Cleaning his hands off with a nearby rag, they found him: Reuben Hershberger, 51, takes time out of his day at work to talk with students about his Amish upbringing and thoughts on the election. He voted for Donald Trump after previously voting for Barack Obama.

According to the Amish America website, the Harmony area of Fillmore County is Minnesota’s largest Amish settlement with seven church districts approximately 1,000 people. This Amish community was founded by Swartzentruber Amish from Wayne County, Ohio, who began settling in the Harmony area in 1974.

Reuben grew up Amish but left the community when he was 18. Despite his father being the bishop, Reuben expressed that religion in the Amish community was unappealing. The church is in charge of telling you how to live and what you can and can’t do.

Amish are also required to pray eight times a day, not wear bright clothing, wear hair a certain way and have clothing be a certain length.

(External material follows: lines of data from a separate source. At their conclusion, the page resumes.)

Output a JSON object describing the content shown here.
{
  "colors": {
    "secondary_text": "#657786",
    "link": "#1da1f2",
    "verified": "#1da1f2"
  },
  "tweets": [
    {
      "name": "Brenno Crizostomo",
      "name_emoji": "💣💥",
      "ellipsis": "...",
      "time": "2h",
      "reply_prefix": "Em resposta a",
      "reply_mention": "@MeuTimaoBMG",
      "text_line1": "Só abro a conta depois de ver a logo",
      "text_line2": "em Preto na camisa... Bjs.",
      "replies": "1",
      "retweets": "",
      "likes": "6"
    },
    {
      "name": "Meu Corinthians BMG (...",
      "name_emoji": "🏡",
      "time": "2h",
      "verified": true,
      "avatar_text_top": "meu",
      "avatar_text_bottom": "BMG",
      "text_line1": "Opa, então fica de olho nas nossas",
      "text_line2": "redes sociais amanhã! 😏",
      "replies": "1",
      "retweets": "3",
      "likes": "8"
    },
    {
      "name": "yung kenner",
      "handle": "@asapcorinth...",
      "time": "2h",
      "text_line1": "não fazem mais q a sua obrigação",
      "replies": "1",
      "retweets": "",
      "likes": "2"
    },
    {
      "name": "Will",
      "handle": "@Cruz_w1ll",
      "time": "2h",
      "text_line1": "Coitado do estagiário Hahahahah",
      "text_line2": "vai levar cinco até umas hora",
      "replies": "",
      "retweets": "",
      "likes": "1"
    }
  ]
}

In the Amish community, the church takes the role of the government.

With a total population of 388 people, the town’s race is 100 percent white, according to the 2014 U.S. Census Bureau. Harmony has a rich Amish community and also has a strong farming community. Reuben said that while finding a job isn’t an issue in Harmony, voting for Trump is voting for more jobs in The United States.

Wearing a beige colored jacket with his name embroidered into it with navy blue thread, Reuben stepped out of his small office that was filled with papers of furniture orders hanging on the walls.

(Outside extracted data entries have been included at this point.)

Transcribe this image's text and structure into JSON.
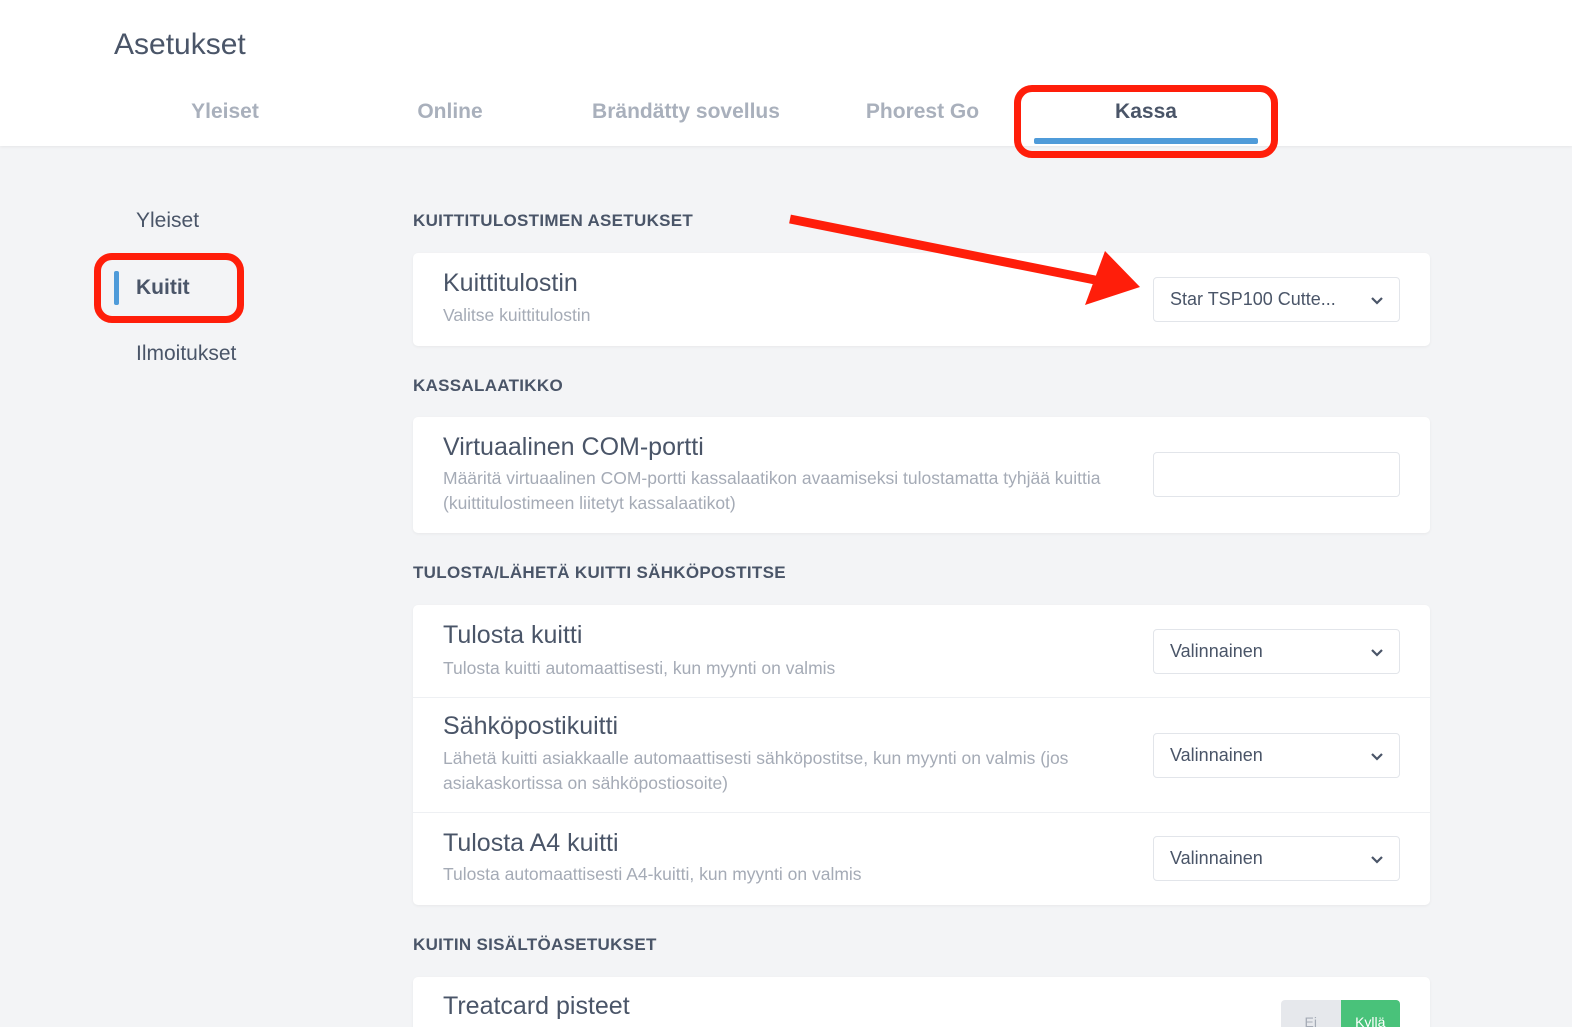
{
  "header": {
    "title": "Asetukset",
    "tabs": [
      {
        "label": "Yleiset"
      },
      {
        "label": "Online"
      },
      {
        "label": "Brändätty sovellus"
      },
      {
        "label": "Phorest Go"
      },
      {
        "label": "Kassa"
      }
    ],
    "active_tab": "Kassa"
  },
  "sidebar": {
    "items": [
      {
        "label": "Yleiset"
      },
      {
        "label": "Kuitit"
      },
      {
        "label": "Ilmoitukset"
      }
    ],
    "active_item": "Kuitit"
  },
  "sections": {
    "printer": {
      "heading": "KUITTITULOSTIMEN ASETUKSET",
      "title": "Kuittitulostin",
      "desc": "Valitse kuittitulostin",
      "value": "Star TSP100 Cutte..."
    },
    "drawer": {
      "heading": "KASSALAATIKKO",
      "title": "Virtuaalinen COM-portti",
      "desc": "Määritä virtuaalinen COM-portti kassalaatikon avaamiseksi tulostamatta tyhjää kuittia (kuittitulostimeen liitetyt kassalaatikot)",
      "value": ""
    },
    "email": {
      "heading": "TULOSTA/LÄHETÄ KUITTI SÄHKÖPOSTITSE",
      "rows": [
        {
          "title": "Tulosta kuitti",
          "desc": "Tulosta kuitti automaattisesti, kun myynti on valmis",
          "value": "Valinnainen"
        },
        {
          "title": "Sähköpostikuitti",
          "desc": "Lähetä kuitti asiakkaalle automaattisesti sähköpostitse, kun myynti on valmis (jos asiakaskortissa on sähköpostiosoite)",
          "value": "Valinnainen"
        },
        {
          "title": "Tulosta A4 kuitti",
          "desc": "Tulosta automaattisesti A4-kuitti, kun myynti on valmis",
          "value": "Valinnainen"
        }
      ]
    },
    "content": {
      "heading": "KUITIN SISÄLTÖASETUKSET",
      "title": "Treatcard pisteet",
      "toggle_off": "Ei",
      "toggle_on": "Kyllä"
    }
  },
  "colors": {
    "accent": "#4f9bd9",
    "annotation": "#ff1e0a",
    "toggle_on": "#49c27a"
  }
}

Standing in front of the furniture products that are made by his Amish friends, Reuben told the students that he voted for Obama in 2008. Reuben voted Obama for the change that he promised. After not seeing the change that he wanted, Reuben voted for Romney in 2012.

Living in Fillmore county, which flipped Obama to Trump, Reuben said he and a lot of his friends voted Trump. While Reuben said he has no problem with a woman being president, he has a hard time believing Hillary Clinton would commit to her promises. A trust issue that could be stemmed back to his trust in Obama for change and not seeing any change.

Still wanting to see a change, Reuben voted for Trump because he wanted to see something different since Trump is a businessman. Clinton has seen her time in power already and Reuben does not want to be so dependent on the government.

According to the Twin Cities Pioneer Press website, Minnesota has the fourth-highest premium increase on its individual health insurance market at 59 percent. Minnesota is suffering the most due to its small individual market and large number of sick people.

Reuben is a part of the five percent of the state’s population that this increase applies to as he uses the government program, MinnesotaCare. His premium increased from $300 to a horrific $900 per month.

When asked about Muslims coming into Minnesota, Reuben didn’t seem to mind.

“As long as they abide to the law and pay taxes,” said Reuben.

While Reuben did say that he wants the government to be stricter on letting people into the United States, he isn’t opposed to letting immigrants in. He thinks deporting so many people wouldn’t be a good thing for the country.

“We’re all from different nations, I don’t think we should keep them out,” said Reuben. “If we send them back, who would take their jobs?”

Wearing a fading navy blue hat with a bass fish on it, Reuben was asked about the slogan of “Make America Great Again” on the red Trump hats. He couldn’t think of a specific time when America wasn’t great but thinks inviting people into the country who lead to terrorist problems is what is leading America to not be great.